Despite some interest, we haven't found a solution for my succession yet (is that the right word? makes me sound like some kind of king). Unfortunately, I'm really busy with Fornjot now, and I find it harder and harder to justify spending time to maintain a project that I haven't used in years.

Plus, given my lack of a test setup and deteriorating knowledge of the hardware, there's not much I can do anymore, except ask contributors how well-understood and well-tested their change is, and press merge if they give me the go-ahead. Anyone else can do that too, and anyone actually using the hardware can bring more expertise to the table than I can.

To force the issue, I'm stepping down as a maintainer effective immediately. I am happy to assist onboarding new maintainers, and I'll still take care of getting #167, #168, and #169 merged. Other than that, I won't do any more work here, except to point new contributors to this issue.

I will stay in @stm32-rs/stm32f7 for the time being, to ensure continuity on the technical/permissions side.

adamgreig commented 2 years ago

Thanks @hannobraun!

I'm around to help with any permissions issues so please don't feel you have to sort anything out on that front.

Perhaps @maximeborges @darryln and @oyren would be interested in helping maintain it together?
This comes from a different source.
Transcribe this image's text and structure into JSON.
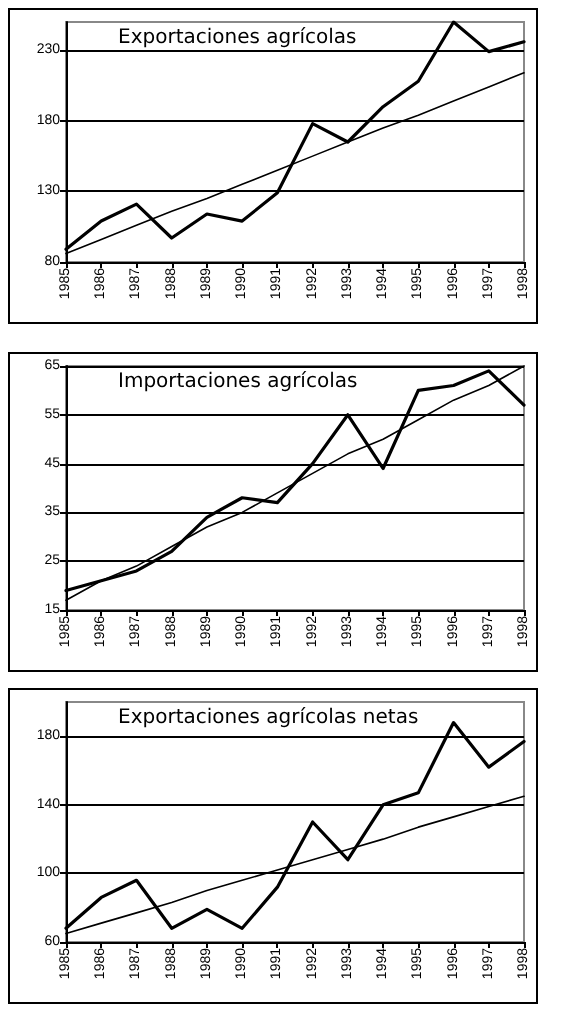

Let me know and I can sort out team access.

maximeborges commented 2 years ago

Perhaps @maximeborges @darryln and @oyren would be interested in helping maintain it together? Let me know and I can sort out team access.

Would work for me!

eldruin commented 2 years ago

I do not have special knowledge of this hardware but if you are interested, I can join as maintainer here at least to do some reviews and keep the ball rolling. I would rather serve as bridge to embedded-hal/REWG and bring more of a high-level software engineering perspective. Thank you for all your work @hannobraun!
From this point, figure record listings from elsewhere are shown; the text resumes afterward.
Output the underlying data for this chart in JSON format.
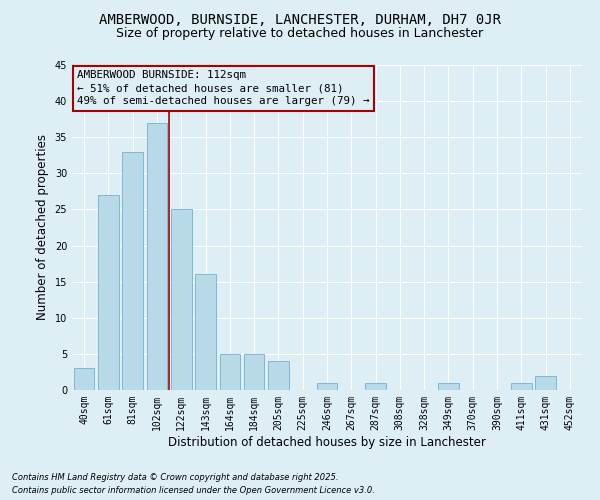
{
  "title": "AMBERWOOD, BURNSIDE, LANCHESTER, DURHAM, DH7 0JR",
  "subtitle": "Size of property relative to detached houses in Lanchester",
  "xlabel": "Distribution of detached houses by size in Lanchester",
  "ylabel": "Number of detached properties",
  "categories": [
    "40sqm",
    "61sqm",
    "81sqm",
    "102sqm",
    "122sqm",
    "143sqm",
    "164sqm",
    "184sqm",
    "205sqm",
    "225sqm",
    "246sqm",
    "267sqm",
    "287sqm",
    "308sqm",
    "328sqm",
    "349sqm",
    "370sqm",
    "390sqm",
    "411sqm",
    "431sqm",
    "452sqm"
  ],
  "values": [
    3,
    27,
    33,
    37,
    25,
    16,
    5,
    5,
    4,
    0,
    1,
    0,
    1,
    0,
    0,
    1,
    0,
    0,
    1,
    2,
    0
  ],
  "bar_color": "#b8d9e8",
  "bar_edge_color": "#7fb8d4",
  "vline_color": "#aa0000",
  "annotation_title": "AMBERWOOD BURNSIDE: 112sqm",
  "annotation_line1": "← 51% of detached houses are smaller (81)",
  "annotation_line2": "49% of semi-detached houses are larger (79) →",
  "annotation_box_edge": "#aa0000",
  "ylim": [
    0,
    45
  ],
  "yticks": [
    0,
    5,
    10,
    15,
    20,
    25,
    30,
    35,
    40,
    45
  ],
  "footnote1": "Contains HM Land Registry data © Crown copyright and database right 2025.",
  "footnote2": "Contains public sector information licensed under the Open Government Licence v3.0.",
  "bg_color": "#ddeef5",
  "grid_color": "#ffffff",
  "title_fontsize": 10,
  "subtitle_fontsize": 9,
  "axis_label_fontsize": 8.5,
  "tick_fontsize": 7,
  "ann_fontsize": 7.8,
  "footnote_fontsize": 6
}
oyren commented 2 years ago

Hey I would hold off here as it is not foreseeable that I will be using a stm32f7 mcu in the near future. Also I don't have a devboard here anymore and as I said my thesis is going to happen.

In addition, I have now found stm32-hal2, where I would like to take a closer look in the future. I like the concept more to develop all product families in one repository, because this way these differences between the developments should not be so big. But that should not be part of this issues.

Good luck to all.

adamgreig commented 2 years ago

I've invited @maximeborges and @eldruin to the stm32f7 team; thank you both! @darryln, if you're still interested just reply here or otherwise let me know and I'll invite you too.

@oyren, no worries, good luck with your thesis!

hannobraun commented 2 years ago

I've made the new team members maintainers in @stm32-rs/stm32f7 (I was the only maintainer in that team previously) and have left the team. I've also unwatched this repository, but feel free to ping me, if you need me for anything!

Thanks everyone, and good luck with the project!